Bau des römischen Bettes XIIe siècle (≈ 1250)
Pentagonales Pferd mit defensivem Boden und Skulpturen.
Fin XIIe - début XIIIe siècle
Zusätzlich nave spans
Zusätzlich nave spans Fin XIIe - début XIIIe siècle (≈ 1325)
Drei gotische Runden und Seitenkapellen.
4 novembre 1983
Schutz historischer Denkmäler
Schutz historischer Denkmäler 4 novembre 1983 (≈ 1983)
Klassifizierung der Seite, Inschrift des Kirchenschiffs.
Aujourd'hui
Aujourd'hui
Aujourd'hui Aujourd'hui (≈ 2025)
Position de référence.
Kulturgüter
Apse (Sache D 299): Beschluß vom 4. November 1983; Nef (Sache D 299): Beschluß vom 4. November 1983
Ursprung und Geschichte
Die Notre-Dame-de-l'Assomption Kirche von Sainte-Marie-la-Mer, in den Pyrénées-Orientales gelegen, ist ein romanisches Gebäude aus dem 12. Jahrhundert. Es zeichnet sich durch seine pentagonale Bettseite, ein architektonisches Merkmal für die Region, topped von einem defensiven Boden zugänglich durch eine Außengalerie unterstützt durch viereckige Stein Krähen. Dieses Bett, gebaut aus geschnittenem Stein in großen Apparaten, wird durch Fenster in vollem Hanger mit geschnitzten Säulen und Kapitalen geschmückt, durch eine Friese von Zahnrädern. Die Fassade verfügt auch über eine Reihe von dekorativen Krähen.

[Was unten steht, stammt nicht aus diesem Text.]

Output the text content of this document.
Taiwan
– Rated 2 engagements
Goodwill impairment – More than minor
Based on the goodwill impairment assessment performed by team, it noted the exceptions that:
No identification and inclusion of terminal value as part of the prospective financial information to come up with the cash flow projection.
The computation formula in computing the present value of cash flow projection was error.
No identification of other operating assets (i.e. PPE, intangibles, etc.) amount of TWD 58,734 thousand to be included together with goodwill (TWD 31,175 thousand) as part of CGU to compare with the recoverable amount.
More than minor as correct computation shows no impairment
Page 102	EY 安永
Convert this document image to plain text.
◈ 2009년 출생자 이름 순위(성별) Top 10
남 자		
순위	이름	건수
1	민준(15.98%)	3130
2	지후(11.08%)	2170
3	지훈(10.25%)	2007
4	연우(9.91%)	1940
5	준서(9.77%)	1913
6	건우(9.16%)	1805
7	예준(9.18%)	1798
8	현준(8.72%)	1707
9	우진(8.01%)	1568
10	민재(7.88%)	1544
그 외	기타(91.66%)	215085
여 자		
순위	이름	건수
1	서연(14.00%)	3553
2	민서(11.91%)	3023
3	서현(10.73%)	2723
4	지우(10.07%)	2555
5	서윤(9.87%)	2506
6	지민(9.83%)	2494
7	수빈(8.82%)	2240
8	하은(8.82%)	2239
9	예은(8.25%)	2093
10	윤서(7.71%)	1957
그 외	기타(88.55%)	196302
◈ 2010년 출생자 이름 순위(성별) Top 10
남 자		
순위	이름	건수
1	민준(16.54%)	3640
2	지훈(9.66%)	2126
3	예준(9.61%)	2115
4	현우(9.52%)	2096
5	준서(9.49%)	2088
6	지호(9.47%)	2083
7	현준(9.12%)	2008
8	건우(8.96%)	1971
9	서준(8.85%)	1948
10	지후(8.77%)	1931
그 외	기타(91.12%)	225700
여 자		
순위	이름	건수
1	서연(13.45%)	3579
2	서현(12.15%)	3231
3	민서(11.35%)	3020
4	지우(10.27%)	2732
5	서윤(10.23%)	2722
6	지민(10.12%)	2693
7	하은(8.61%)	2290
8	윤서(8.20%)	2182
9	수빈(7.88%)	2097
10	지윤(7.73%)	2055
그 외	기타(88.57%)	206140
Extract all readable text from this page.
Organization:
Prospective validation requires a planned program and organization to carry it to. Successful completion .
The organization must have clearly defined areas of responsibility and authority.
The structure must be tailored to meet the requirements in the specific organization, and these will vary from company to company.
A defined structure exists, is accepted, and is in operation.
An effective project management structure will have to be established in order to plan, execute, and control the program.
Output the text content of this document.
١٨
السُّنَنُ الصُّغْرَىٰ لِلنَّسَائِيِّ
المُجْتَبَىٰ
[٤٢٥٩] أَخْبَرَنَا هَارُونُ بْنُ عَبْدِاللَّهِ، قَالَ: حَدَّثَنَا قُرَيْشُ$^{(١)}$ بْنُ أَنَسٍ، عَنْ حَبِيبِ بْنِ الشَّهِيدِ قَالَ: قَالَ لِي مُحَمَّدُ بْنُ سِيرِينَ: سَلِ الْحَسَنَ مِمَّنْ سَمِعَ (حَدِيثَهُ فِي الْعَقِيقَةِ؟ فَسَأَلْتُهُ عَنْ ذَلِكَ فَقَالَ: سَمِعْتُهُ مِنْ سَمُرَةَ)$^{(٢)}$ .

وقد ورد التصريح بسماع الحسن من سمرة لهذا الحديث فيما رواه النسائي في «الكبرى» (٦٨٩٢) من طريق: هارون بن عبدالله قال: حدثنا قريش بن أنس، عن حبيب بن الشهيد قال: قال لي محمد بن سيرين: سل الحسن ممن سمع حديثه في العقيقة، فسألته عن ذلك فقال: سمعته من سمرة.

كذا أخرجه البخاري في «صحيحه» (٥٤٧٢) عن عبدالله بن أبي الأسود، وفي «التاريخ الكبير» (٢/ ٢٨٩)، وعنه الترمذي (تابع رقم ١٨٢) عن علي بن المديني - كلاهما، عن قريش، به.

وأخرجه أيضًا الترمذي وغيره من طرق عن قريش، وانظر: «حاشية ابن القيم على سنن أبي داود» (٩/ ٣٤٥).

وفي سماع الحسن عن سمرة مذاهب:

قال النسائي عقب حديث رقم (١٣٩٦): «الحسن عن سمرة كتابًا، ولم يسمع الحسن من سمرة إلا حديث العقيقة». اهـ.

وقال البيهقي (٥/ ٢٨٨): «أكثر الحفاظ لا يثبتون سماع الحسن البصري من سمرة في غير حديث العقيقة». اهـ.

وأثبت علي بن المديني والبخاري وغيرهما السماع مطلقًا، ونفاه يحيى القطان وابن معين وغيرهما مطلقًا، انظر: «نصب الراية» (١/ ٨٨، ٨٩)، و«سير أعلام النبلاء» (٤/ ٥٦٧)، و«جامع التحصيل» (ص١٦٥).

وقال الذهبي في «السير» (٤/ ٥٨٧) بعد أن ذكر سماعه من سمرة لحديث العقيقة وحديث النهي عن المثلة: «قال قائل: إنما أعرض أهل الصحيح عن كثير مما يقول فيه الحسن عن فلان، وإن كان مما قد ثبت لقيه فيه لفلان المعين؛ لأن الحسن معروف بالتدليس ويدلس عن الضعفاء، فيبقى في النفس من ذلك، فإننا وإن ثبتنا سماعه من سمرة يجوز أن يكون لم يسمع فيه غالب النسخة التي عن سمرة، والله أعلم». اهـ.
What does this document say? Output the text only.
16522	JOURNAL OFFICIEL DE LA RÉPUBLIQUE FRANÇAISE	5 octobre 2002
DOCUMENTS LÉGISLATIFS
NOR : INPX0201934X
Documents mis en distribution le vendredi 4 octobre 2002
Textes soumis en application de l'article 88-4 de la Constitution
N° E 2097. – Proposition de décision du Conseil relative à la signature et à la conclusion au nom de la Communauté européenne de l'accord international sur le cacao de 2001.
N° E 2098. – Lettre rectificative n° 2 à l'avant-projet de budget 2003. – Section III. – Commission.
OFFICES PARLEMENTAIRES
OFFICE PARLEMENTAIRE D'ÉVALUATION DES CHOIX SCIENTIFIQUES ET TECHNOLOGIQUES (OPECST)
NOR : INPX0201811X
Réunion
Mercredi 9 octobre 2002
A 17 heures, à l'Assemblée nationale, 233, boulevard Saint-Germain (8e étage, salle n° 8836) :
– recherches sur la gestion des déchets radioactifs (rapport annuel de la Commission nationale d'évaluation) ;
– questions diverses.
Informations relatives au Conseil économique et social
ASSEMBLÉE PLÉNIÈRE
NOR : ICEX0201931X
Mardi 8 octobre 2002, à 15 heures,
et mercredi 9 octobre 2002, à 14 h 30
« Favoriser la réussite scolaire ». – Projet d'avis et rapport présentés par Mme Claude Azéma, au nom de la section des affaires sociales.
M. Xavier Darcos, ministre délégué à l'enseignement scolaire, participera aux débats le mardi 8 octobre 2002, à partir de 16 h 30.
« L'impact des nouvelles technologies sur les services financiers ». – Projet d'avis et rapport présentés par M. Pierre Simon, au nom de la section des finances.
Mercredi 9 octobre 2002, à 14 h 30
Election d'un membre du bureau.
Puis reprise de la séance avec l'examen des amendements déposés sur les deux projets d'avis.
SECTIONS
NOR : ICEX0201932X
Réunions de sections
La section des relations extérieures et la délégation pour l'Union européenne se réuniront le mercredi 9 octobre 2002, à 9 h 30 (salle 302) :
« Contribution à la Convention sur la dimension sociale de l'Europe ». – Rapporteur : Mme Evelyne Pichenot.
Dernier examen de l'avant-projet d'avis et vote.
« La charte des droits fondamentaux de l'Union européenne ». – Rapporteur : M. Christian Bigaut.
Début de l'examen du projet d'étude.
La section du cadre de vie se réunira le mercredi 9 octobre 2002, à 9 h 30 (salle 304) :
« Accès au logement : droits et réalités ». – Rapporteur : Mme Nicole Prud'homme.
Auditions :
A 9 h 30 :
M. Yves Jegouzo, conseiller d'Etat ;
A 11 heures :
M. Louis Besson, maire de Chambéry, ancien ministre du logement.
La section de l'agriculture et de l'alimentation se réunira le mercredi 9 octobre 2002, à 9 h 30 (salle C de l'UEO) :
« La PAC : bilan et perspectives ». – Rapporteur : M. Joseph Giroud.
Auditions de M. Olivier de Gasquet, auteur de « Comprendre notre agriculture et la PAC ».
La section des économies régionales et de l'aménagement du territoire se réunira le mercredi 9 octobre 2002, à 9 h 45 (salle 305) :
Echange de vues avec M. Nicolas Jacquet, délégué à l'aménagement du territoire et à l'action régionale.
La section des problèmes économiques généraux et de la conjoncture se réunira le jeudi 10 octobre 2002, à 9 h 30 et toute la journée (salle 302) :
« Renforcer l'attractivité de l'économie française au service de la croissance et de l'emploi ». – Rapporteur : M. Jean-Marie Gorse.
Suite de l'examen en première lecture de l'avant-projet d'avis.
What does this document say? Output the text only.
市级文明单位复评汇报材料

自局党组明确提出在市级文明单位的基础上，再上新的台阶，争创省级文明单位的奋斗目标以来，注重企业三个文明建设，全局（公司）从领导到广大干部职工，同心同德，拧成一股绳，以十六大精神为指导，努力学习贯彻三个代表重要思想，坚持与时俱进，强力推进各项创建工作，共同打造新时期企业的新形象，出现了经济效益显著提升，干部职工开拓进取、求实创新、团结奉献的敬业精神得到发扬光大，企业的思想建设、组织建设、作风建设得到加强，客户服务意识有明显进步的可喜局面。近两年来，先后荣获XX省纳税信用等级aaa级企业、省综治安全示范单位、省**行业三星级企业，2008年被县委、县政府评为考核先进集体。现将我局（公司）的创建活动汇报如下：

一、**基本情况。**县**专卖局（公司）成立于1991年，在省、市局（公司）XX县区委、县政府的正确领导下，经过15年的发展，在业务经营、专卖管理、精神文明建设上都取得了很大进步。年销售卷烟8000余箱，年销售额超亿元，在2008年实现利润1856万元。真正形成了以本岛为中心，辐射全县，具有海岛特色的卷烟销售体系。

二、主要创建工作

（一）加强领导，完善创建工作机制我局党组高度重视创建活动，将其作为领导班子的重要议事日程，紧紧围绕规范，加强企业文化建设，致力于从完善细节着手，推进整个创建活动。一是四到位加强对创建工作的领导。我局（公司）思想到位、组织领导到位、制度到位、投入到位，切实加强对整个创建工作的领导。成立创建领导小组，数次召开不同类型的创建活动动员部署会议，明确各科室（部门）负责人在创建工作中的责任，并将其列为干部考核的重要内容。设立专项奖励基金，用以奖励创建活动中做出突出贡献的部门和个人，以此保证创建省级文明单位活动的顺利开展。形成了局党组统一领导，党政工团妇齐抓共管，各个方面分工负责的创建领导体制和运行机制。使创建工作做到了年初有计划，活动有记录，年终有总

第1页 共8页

Die Geschichte der Kirche offenbart einen Bau in zwei Hauptphasen. Das Bett, das wahrscheinlich Ende des 12. Jahrhunderts fertiggestellt wurde, wurde zunächst mit einem Chor gleicher Höhe und Apparatur verbunden, dessen Überreste den Weg der Seitenwände des frühen romanischen Baus markieren. Etwa ein Jahrhundert später wurden drei Buchten von nave hinzugefügt, von denen zwei mit gewölbten Kapellen in einer Quer Wiege ausgekleidet wurden. Die westliche Spanne, die von einem Stand, sowie das westliche Tor überlagert wird, sind moderne Ergänzungen. Die Analyse der Wände deutet darauf hin, dass das ursprüngliche romanische Kirchenschiff, wenn nie fertig, zerstört wurde, um dem gotischen Teil, verstärkt durch Ausläufer, zwischen denen die Kapellen eingefügt wurden.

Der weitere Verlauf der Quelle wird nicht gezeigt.